Most of the time, people are resistant to change. We like the comfortable, "I have this down" feeling that comes with time and repeated experiences. 

I was thinking about this aversion to change while sitting in the slowed traffic that comes with the start back to school. I drive past 2 schools on my way to work, so I get to see eager students in their new clothes saying good-bye to caring, committed, and/or harried parents trying to get to work on time.

Well, okay maybe the older students are not so eager. Maybe not some at the middle school either. But mostly, the young ones are excited to see friends who they may not have seen over the summer months. 

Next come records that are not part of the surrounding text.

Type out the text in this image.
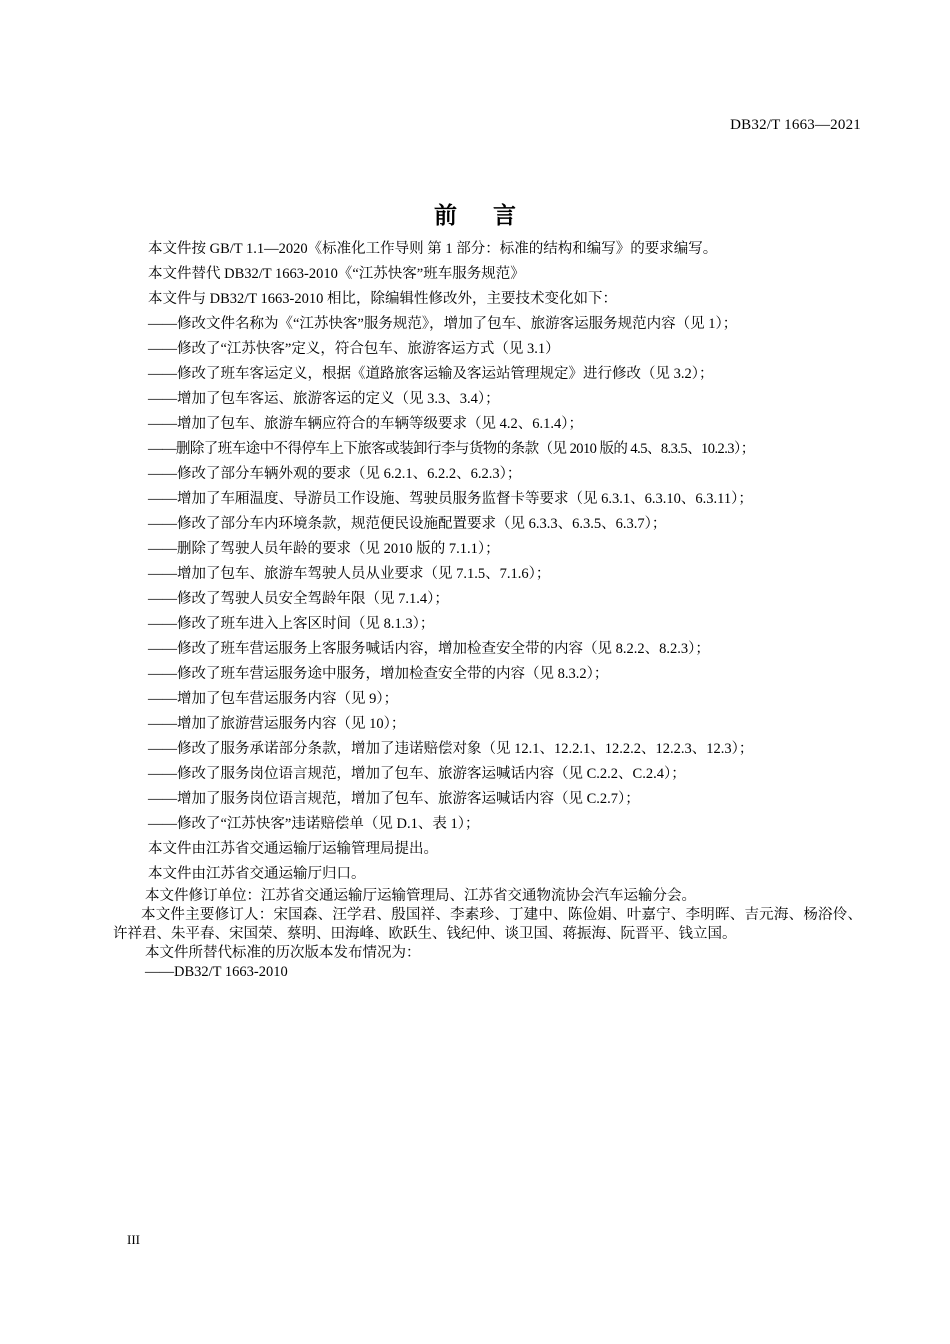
DB32/T 1663—2021
前言
本文件按 GB/T 1.1—2020《标准化工作导则 第 1 部分：标准的结构和编写》的要求编写。
本文件替代 DB32/T 1663-2010《“江苏快客”班车服务规范》
本文件与 DB32/T 1663-2010 相比，除编辑性修改外，主要技术变化如下：
——修改文件名称为《“江苏快客”服务规范》，增加了包车、旅游客运服务规范内容（见 1）；
——修改了“江苏快客”定义，符合包车、旅游客运方式（见 3.1）
——修改了班车客运定义，根据《道路旅客运输及客运站管理规定》进行修改（见 3.2）；
——增加了包车客运、旅游客运的定义（见 3.3、3.4）；
——增加了包车、旅游车辆应符合的车辆等级要求（见 4.2、6.1.4）；
——删除了班车途中不得停车上下旅客或装卸行李与货物的条款（见 2010 版的 4.5、8.3.5、10.2.3）；
——修改了部分车辆外观的要求（见 6.2.1、6.2.2、6.2.3）；
——增加了车厢温度、导游员工作设施、驾驶员服务监督卡等要求（见 6.3.1、6.3.10、6.3.11）；
——修改了部分车内环境条款，规范便民设施配置要求（见 6.3.3、6.3.5、6.3.7）；
——删除了驾驶人员年龄的要求（见 2010 版的 7.1.1）；
——增加了包车、旅游车驾驶人员从业要求（见 7.1.5、7.1.6）；
——修改了驾驶人员安全驾龄年限（见 7.1.4）；
——修改了班车进入上客区时间（见 8.1.3）；
——修改了班车营运服务上客服务喊话内容，增加检查安全带的内容（见 8.2.2、8.2.3）；
——修改了班车营运服务途中服务，增加检查安全带的内容（见 8.3.2）；
——增加了包车营运服务内容（见 9）；
——增加了旅游营运服务内容（见 10）；
——修改了服务承诺部分条款，增加了违诺赔偿对象（见 12.1、12.2.1、12.2.2、12.2.3、12.3）；
——修改了服务岗位语言规范，增加了包车、旅游客运喊话内容（见 C.2.2、C.2.4）；
——增加了服务岗位语言规范，增加了包车、旅游客运喊话内容（见 C.2.7）；
——修改了“江苏快客”违诺赔偿单（见 D.1、表 1）；
本文件由江苏省交通运输厅运输管理局提出。
本文件由江苏省交通运输厅归口。
本文件修订单位：江苏省交通运输厅运输管理局、江苏省交通物流协会汽车运输分会。
本文件主要修订人：宋国森、汪学君、殷国祥、李素珍、丁建中、陈俭娟、叶嘉宁、李明晖、吉元海、杨浴伶、许祥君、朱平春、宋国荣、蔡明、田海峰、欧跃生、钱纪仲、谈卫国、蒋振海、阮晋平、钱立国。
本文件所替代标准的历次版本发布情况为：
——DB32/T 1663-2010
III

Why aren't they all equally excited?

I believe young children are still mostly information sponges. They ask why a million times a day (or so it seems). Change is their watchword, their motto, their way of life. It isn't until much later when they have had a few failures or someone older has explained an idea is impossible that curiosity dims and change becomes something to be avoided. 

So the next time you talk with friends, parents, and colleagues, think about that. Curiosity is important and one we need to nurture and celebrate not just on the first day of school, but every day. Curiosity and asking why are the foundation of the scientific method. Go Science!